When the evacuation warnings began in New Orleans, Courtney Murphy packed her valuables and… When the evacuation warnings began in New Orleans, Courtney Murphy packed her valuables and two cats into her car and headed to North Carolina.
Expecting another quick break like the one she got during Hurricane Ivan in 2004, she decided not to make the 18-hour drive home to Pennsylvania, and instead stayed with family friends.
In Katrina’s wake, Murphy – a 2003 Pitt graduate and currently a second-year Tulane University law student – finished the drive home and has been at Pitt in the months since.
As Tulane re-assembles itself after the hurricane, the university is requesting that its students return in January, but Murphy wants to stay at Pitt.
“To have to go back seems like it would be a disappointment,” Murphy said.
With the appeal of family being close, coupled with the familiarity of Pitt and the city, she is attempting to find a way to stay.
But Deputy Dean of Tulane Law Gary Roberts is trying to remind students like Murphy that they are still Tulane students.
“We need our students or we don’t have an institution,” he said, “because you don’t have a university if you don’t have students who are populating your student body.”
Tulane has cancelled all faculty sabbatical leaves and many professors will be teaching three courses. But the student population will undoubtedly be smaller.
“Everybody is, to a greater or lesser extent, gone through an extremely traumatic experience,” Roberts said. “And we’re not going to be whole for awhile.”
Going back to New Orleans may mean going back to damaged property, and Roberts said he understands it will be potentially very inconvenient and expensive for students. Many other students are expressing concerns similar to Murphy’s.
An apartment with a partially collapsed ceiling awaits Murphy in New Orleans.

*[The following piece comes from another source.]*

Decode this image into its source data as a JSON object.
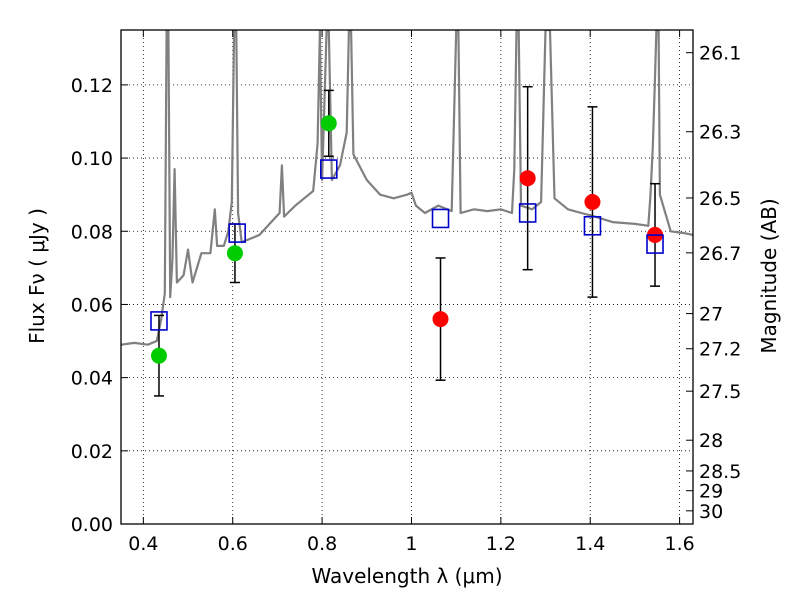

She is currently paying two rents while she lives with a friend in Pittsburgh.
But the fact remains that Murphy is still enrolled at Tulane.
“All we’re saying is that if a student wants to get a Tulane law degree, they must complete six semesters at Tulane Law School,” Roberts said.
After Hurricane Katrina, Tulane Law School established an agreement with universities throughout the country, including Pitt, that the displaced students could register and take their classes. These students, like Murphy, continue to pay Tulane tuition and earn Tulane credits.
At this point, Murphy’s options include returning to Tulane, withdrawing and re-applying to Pitt’s law school or attempting to qualify for Tulane requirements for visiting away. The strict requirements for visiting away are usually implemented when students are dealing with illness or death.
“We don’t regard the fact that the student is comfortable where they are as an issue,” Roberts said.
Pitt Law School does not accept spring transfers, so even if Murphy decided to withdraw from Tulane – thereby forfeiting the credits she earned this semester at Pitt – there is no guarantee that she would be offered a chance to stay.
“If Tulane would allow her to stay, there would have to be policy changes, too,” said Charmaine McCall, assistant dean of admissions at Pitt Law School. “And I’m not sure the Law School can do that at this point.”
The fact that Murphy is just one student makes the situation a difficult one, McCall said. This is the first time that Pitt Law has had to deal with a situation like this, and there was no policy formulated to deal with individual students. So McCall said that they have to look back to the initial agreement made after Katrina hit.
“When this originally happened and we agreed to take any Tulane or Loyola students, it was under the condition that they would be a guest student until Tulane was recuperated,” she said. “So when Tulane Law School was ready to take back the students it was understood that the students would go back.”
Pitt Law School has also received a message from Tulane Law requesting that students not be accepted as transfer students.
“I know [Murphy] has been enjoying her stay here, so I feel for her,” McCall said.
Murphy sees withdrawing in attempt to transfer as a “questionable solution,” because she would have wasted a semester. She also said that had the hurricane not hit, she would still be at Tulane.
She applied and was accepted to Pitt Law School upon graduation, as a theater arts major, in 2003, but decided to move to New Orleans to try a change of scenery.
“At 22, you’re more mobile than you ever will be in your life,” she said.
But New Orleans quickly lost its appeal.
“If I have to go back I will,” Murphy said, explaining that being a law student is very similar in both places – life revolves around constant work, reading and going to class.
“And I completely understand why Tulane wants and needs students to come back,” she said. “I know that I represent $32,000 to them.”
Both students’ tuition and presence at Tulane in January are not only critical to the university, but to the community of New Orleans, explained Roberts.
“It would be really an enormous tragedy if one of the highest institutions of higher learning in the United States went under because of this,” he said.